According to data published by the Federal Reserve on the number of active listings in Los Angeles County, listings peaked in August at 11,082 and have since started a slow decline each month since. Compare those figures to November 2018, when Los Angeles County saw more than 15,600 active listings.

An analysis from Redfin on median selling prices for Los Angeles County homes shares that as of November 2022, the median was $810,000, a modest 1.2 percent dip versus the same time last year. Also, that month, the average number of days a house sat on the market before selling was 47 days, an increase of 13 days versus November 2021.

However, most notably, 3,722 homes were sold in Los Angeles County in November 2022, a rather steep decline of 43.1 percent versus the previous November. Will that trend continue into 2023?

Curiously, narrowing the scope to the City of Los Angeles shows some fascinating numbers. For November 2022, the median selling price for a home in Los Angeles was $965,000, a 3.3 percent increase over November 2021. However, overall sales volume was down by 44.3 percent versus the previous year. Despite far fewer homes sold, sales prices haven’t taken a steep dive.

The expectation by many is that the Federal Reserve will start to lower their benchmark rates to improve spending as inflation eases, which should buoy sales activity, especially in the fall when it’s expected that interest rates will again fall into the high 5 percent range.

However, prospective buyers shouldn’t assume that an interest rate reduction will come immediately. The New York Times shares that some economists believe the Fed will raise its benchmark rate again in 2023 to 5.1 before making a U-turn and lowering the rate.

Will Los Angeles Become a Buyer’s Market?

According to historical data from the Federal Reserve, interest rates hit a low of just 2.65 percent at the start of 2021 and didn’t move substantially until 2022, when the Federal Reserve began increasing their benchmark rates, which eventually pushed mortgage rates up, too.

At this point, current homeowners who might otherwise want to move into a larger home or feel ready to buy again are rethinking their timelines, especially those homeowners who already have a mortgage at a historically low rate.

An article from Forbes indicates that there have been some increases to the available housing inventory across the country, but the industry remains stubbornly in the seller’s favor, with overall inventory still well below what would be required for the market to switch gears and become a buyer’s market.

Further, in Southern California, inventory and sales volume have dropped, but a noticeable drop in median sales prices hasn’t followed.
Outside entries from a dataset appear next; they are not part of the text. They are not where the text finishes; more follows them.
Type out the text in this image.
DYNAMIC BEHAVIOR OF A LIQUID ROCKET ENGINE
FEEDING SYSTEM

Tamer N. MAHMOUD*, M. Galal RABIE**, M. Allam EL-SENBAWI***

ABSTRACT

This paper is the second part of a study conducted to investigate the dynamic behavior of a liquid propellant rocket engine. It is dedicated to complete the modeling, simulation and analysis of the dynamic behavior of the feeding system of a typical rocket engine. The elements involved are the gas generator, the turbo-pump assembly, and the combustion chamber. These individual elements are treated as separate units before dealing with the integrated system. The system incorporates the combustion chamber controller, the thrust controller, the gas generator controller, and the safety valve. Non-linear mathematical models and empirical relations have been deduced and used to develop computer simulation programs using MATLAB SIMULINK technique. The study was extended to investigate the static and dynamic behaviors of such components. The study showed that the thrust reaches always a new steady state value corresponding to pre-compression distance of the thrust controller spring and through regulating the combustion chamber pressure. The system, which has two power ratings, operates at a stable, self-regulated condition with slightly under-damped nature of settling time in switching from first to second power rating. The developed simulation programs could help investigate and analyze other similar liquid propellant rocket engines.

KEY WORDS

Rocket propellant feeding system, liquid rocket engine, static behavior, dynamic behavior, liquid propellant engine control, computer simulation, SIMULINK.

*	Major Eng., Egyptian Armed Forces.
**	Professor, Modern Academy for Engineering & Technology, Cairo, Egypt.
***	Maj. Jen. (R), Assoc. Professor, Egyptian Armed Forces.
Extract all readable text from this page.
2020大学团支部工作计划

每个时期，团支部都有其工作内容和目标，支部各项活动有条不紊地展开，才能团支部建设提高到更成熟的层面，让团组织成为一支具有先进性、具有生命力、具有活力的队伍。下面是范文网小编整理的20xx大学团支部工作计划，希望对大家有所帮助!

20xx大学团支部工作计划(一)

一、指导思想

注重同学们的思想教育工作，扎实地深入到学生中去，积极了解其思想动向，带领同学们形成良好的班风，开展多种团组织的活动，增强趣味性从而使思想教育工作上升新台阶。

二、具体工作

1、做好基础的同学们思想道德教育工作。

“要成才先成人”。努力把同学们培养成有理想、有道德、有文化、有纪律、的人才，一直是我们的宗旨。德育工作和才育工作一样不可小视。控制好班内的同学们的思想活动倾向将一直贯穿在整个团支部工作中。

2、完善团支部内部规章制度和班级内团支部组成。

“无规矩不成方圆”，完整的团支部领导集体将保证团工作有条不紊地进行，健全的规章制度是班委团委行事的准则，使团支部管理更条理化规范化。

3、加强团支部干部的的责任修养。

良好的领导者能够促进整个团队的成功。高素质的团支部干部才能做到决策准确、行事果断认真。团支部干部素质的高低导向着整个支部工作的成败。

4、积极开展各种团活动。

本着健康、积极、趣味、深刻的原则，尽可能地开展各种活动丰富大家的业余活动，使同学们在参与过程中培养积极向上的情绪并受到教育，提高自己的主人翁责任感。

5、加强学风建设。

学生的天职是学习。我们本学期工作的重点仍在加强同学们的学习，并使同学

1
A fall in sales prices would indicate a power shift from sellers to buyers. Further, if interest rates fall somewhat, as many believe they will in 2023, that will encourage more buyers to enter the fray, which will keep the market securely in the hands of sellers.

While trying to predict the health and activity of the real estate market in Los Angeles in 2023 can help families plan whether to sell or buy a home, there’s no absolute certainty that the market will change in a particular direction.

It’s important to keep revisiting the idea of buying or selling a home and base the decision on the family’s personal circumstances rather than just the outside economic factors.